解散総選挙を今やれば、支持率低迷でも安倍自民党が圧勝する理由国会で答弁する安倍晋三首相 Photo:JIJI

「解散風が吹き始めた」とされる昨今だが、安倍政権はコロナ対応を巡る支持率急落が連日報じられ、今選挙をやれば自民党は大敗するという予想があるようだ。しかし、早期に衆議院を解散して総選挙に打って出れば、安倍自民党は圧勝すると筆者は考えている。その理由は、世界的に台頭していたポピュリズム(大衆迎合主義)政党をコロナが吹き飛ばしたことと深い関係がある。(立命館大学政策科学部教授 上久保誠人)

安倍・麻生・菅・甘利の
「3A1S」会合で永田町に解散風

 安倍晋三首相が、麻生太郎副総理・財務相、菅義偉官房長官、甘利明自民党税制調査会長の3人と、約3年ぶりに会食した。このメンバーは「3A1S」と呼ばれ、かつては「真の政権中枢」と見なされてきた。新型コロナウイルスの感染拡大が一段落したことで、内閣改造や衆議院解散、憲法改正の国民投票の発議など、今後の政局を話し合ったのではないかと憶測が飛び交い始めた。

 コロナ対策における「全校一斉休校」や「アベノマスク」の安倍首相独断での決定は国民から不信感を持たれた(本連載第237回)。国民を失望させた個人の現金給付や企業への休業補償、無駄なバラマキが多数含まれた「緊急経済対策」が厳しく批判された(第239回)。

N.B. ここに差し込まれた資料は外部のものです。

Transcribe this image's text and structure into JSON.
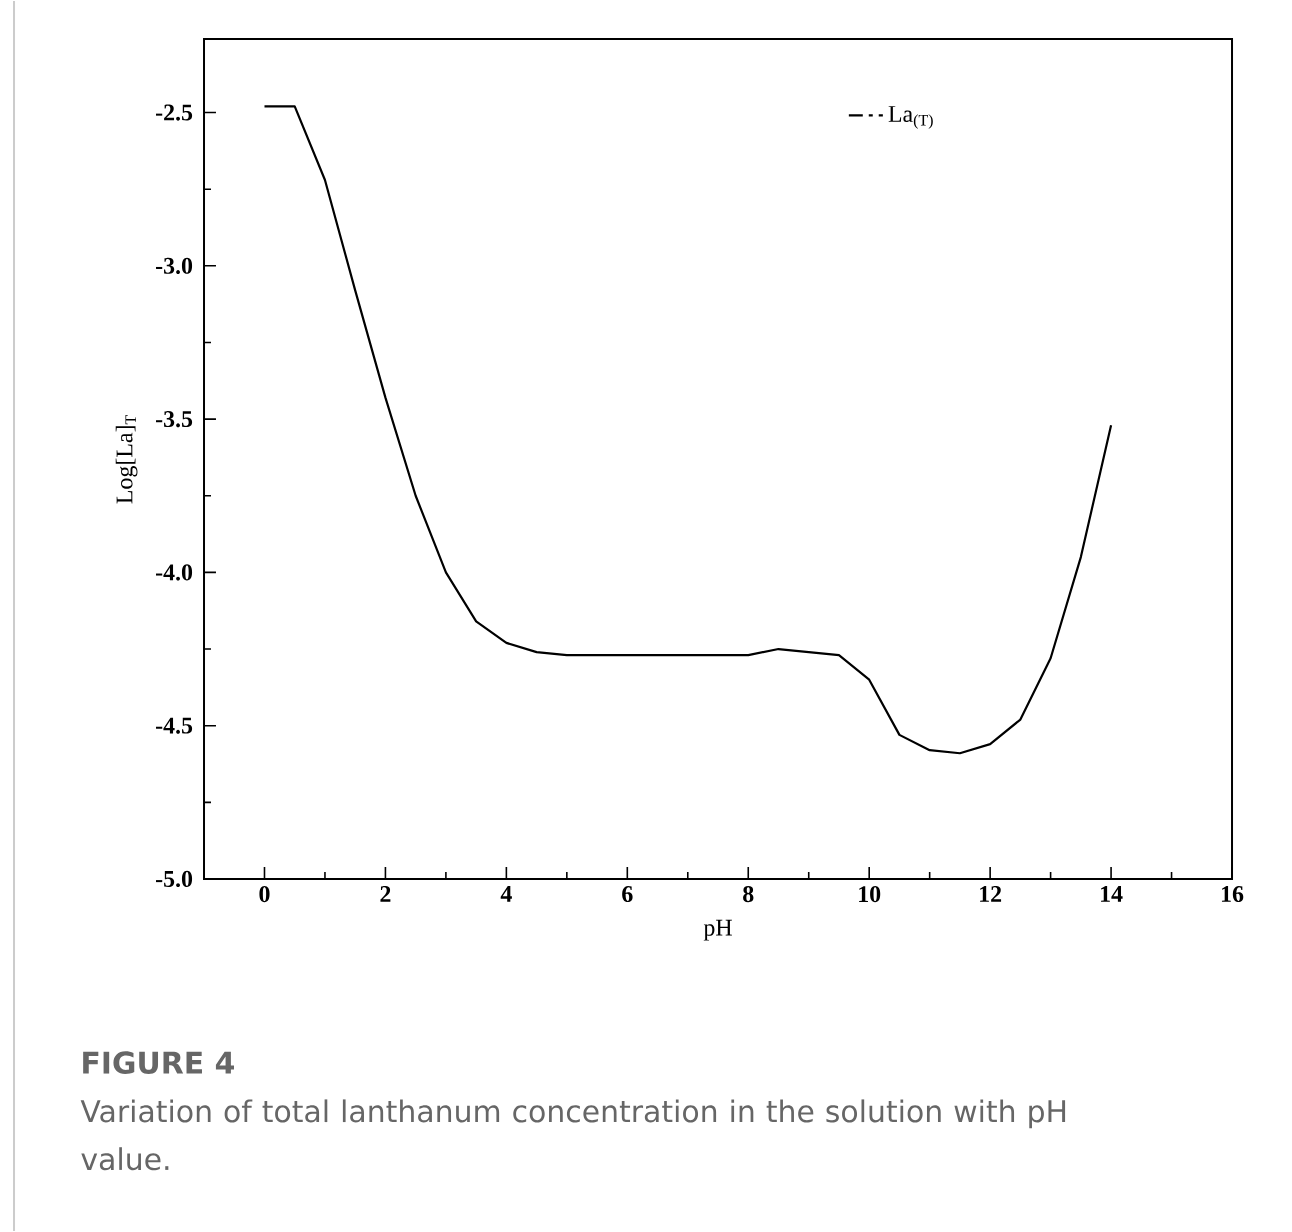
{
  "chart_data": {
    "type": "line",
    "title": "FIGURE 4",
    "subtitle": "Variation of total lanthanum concentration in the solution with pH value.",
    "xlabel": "pH",
    "ylabel": "Log[La]$_{T}$",
    "xlim": [
      -1,
      16
    ],
    "ylim": [
      -5.0,
      -2.26
    ],
    "xticks": [
      0,
      2,
      4,
      6,
      8,
      10,
      12,
      14,
      16
    ],
    "yticks": [
      {
        "value": -5.0,
        "label": "-5.0"
      },
      {
        "value": -4.5,
        "label": "-4.5"
      },
      {
        "value": -4.0,
        "label": "-4.0"
      },
      {
        "value": -3.5,
        "label": "-3.5"
      },
      {
        "value": -3.0,
        "label": "-3.0"
      },
      {
        "value": -2.5,
        "label": "-2.5"
      }
    ],
    "legend": "top right",
    "series": [
      {
        "name": "La$_{(T)}$",
        "color": "#000000",
        "x": [
          0,
          0.5,
          1,
          1.5,
          2,
          2.5,
          3,
          3.5,
          4,
          4.5,
          5,
          5.5,
          6,
          6.5,
          7,
          7.5,
          8,
          8.5,
          9,
          9.5,
          10,
          10.5,
          11,
          11.5,
          12,
          12.5,
          13,
          13.5,
          14
        ],
        "values": [
          -2.48,
          -2.48,
          -2.72,
          -3.08,
          -3.43,
          -3.75,
          -4.0,
          -4.16,
          -4.23,
          -4.26,
          -4.27,
          -4.27,
          -4.27,
          -4.27,
          -4.27,
          -4.27,
          -4.27,
          -4.25,
          -4.26,
          -4.27,
          -4.35,
          -4.53,
          -4.58,
          -4.59,
          -4.56,
          -4.48,
          -4.28,
          -3.95,
          -3.52
        ]
      }
    ]
  }
}
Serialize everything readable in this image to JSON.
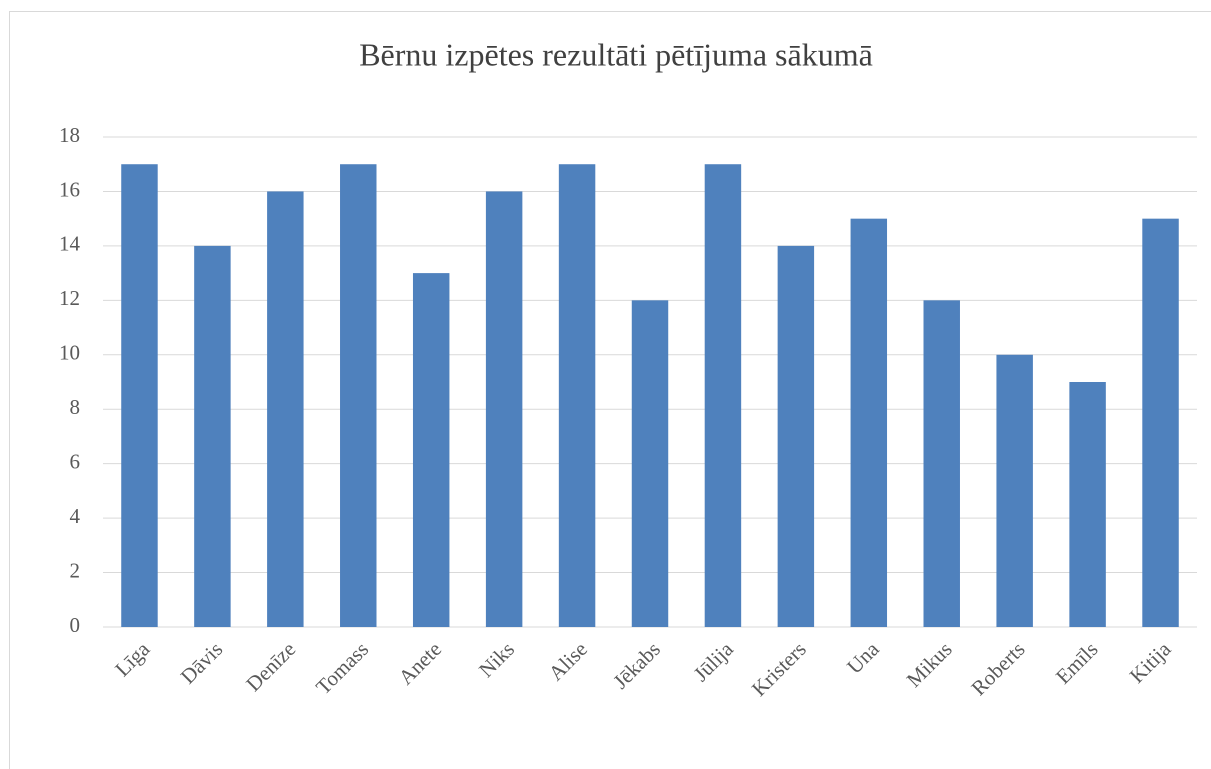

 検事総長や検事長らの定年を内閣の裁量で最長3年間延長できる特例を盛り込んだ「検察庁法改正案」が、ツイッターを中心とした「#検察庁法改正案に抗議します」などのハッシュタグによる反対運動で廃案に追い込まれた。そして河井克行前法相・河井案里参議院議員の逮捕と、さまざまな問題が次々と噴出して、安倍政権の不支持率は過去最高レベルに達した。

 今、衆院の解散総選挙をやれば、自民党は大敗するという予想があるようだ。しかし、本稿はむしろ、早期に安倍首相が解散総選挙を断行すれば、自民党は勝利すると主張する。コロナ禍という未曽有の危機によって、安倍政権よりも野党側の方が過去にない危機的状況にある。現状を甘く考えるべきではない。